Thought for the Day by Peter Hemming (St Chad’s)
We all love rules! We all want to be ‘right with God.’
We all hope rules will put us ‘right with God.’ “If we say and do all the right things, God will be pleased and do just as we ask Him!” Er, No: as today’s readings in Jeremiah 11 vv 1 – 17 and John 7 vv 37 – 52 illustrate.
These days, we are living under a system of rules: the government depends on our obeying them.
Stay home! Protect the NHS! Don’t go near others! No hugging! No meeting inside! ………
The Jews, it seems, loved rules too. They had the ‘law’ written down or at least recorded, accurately. They knew exactly what God expected of them – and they did just that. Jeremiah was clearly told to ‘tell the people to keep to the covenant’ – the agreement that God had set with them.
It was, however, no good just doing the right things. Legalism wouldn’t work. There had to be a wholehearted dedication to God – alone. They could not also keep burning incense to Baal (Jer.11:17).
Wholehearted dedication to God was needed.
I wonder, are we a bit choosy in our faith: putting our trust in church based or worldly schemes and then God?
We are all thirsty – for what we should be doing to ‘get things right with God’.
This is the end of the account of Jesus in Jerusalem for the Feast of Tabernacles (John 7). He would have witnessed the pouring out of a small quantity of water, by the base of the main Altar in the Temple. This was to illustrate the promise in Ezekiel 47, where a little trickle of water would become a great river to support all life – providing drinking water for all Creation and ‘other Nations’.
Doing things that illustrate promises from the past may be helpful to some, but contrast this with Jesus’ opening words here: ‘If anyone is thirsty, come to me and drink.’ (my emphasis).

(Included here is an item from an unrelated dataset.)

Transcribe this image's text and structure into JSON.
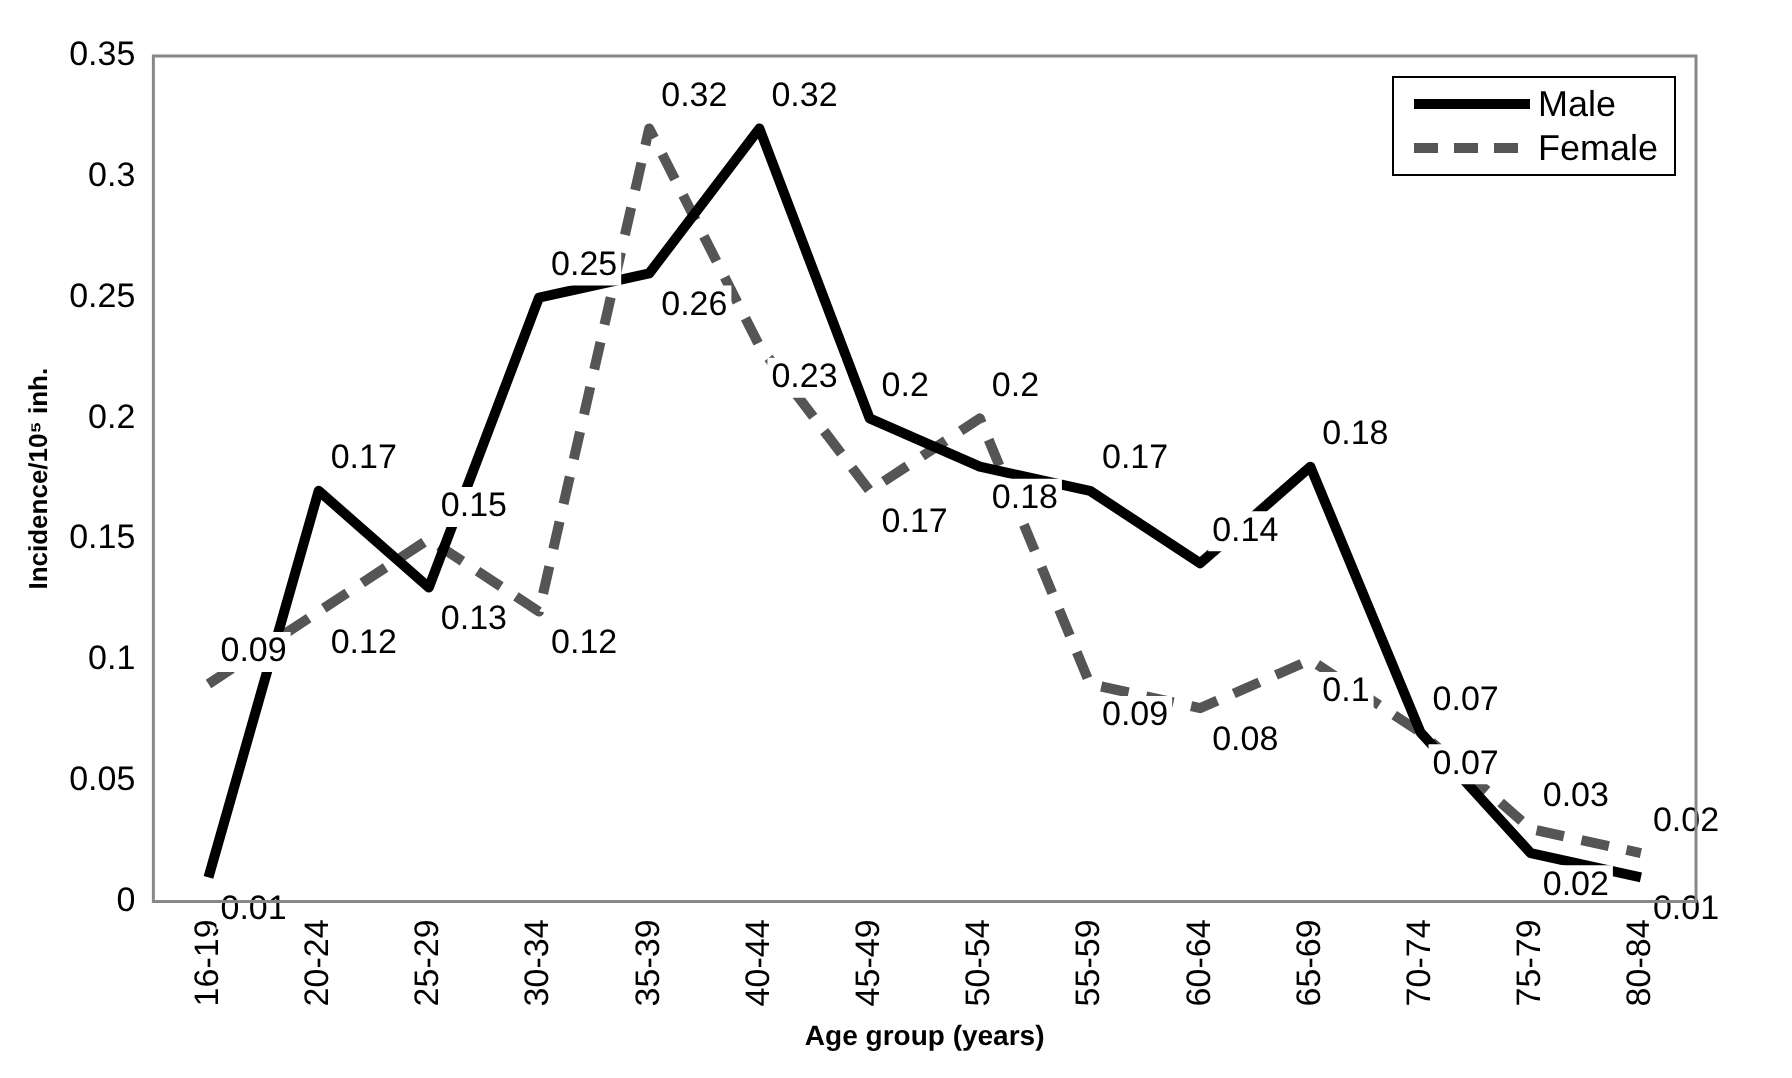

Answers to the problems we face, the future, financial or economic, health or welfare, are not necessarily found by looking back, or to the world, or to church-based schemes but in Jesus, himself. The Streams of Living Water promised in these words, John reckons were a reference to the coming of the Holy Spirit at the first Pentecost. That was certainly not an ‘expected event’. There is nothing predictable about the work of the Holy Spirit – or for that matter of Jesus’ teaching!
Maybe we need to be far more open to the speaking and calling of the Holy Spirit in our lives.
As we face all the challenges that the future will bring, do we need to look for unexpected solutions?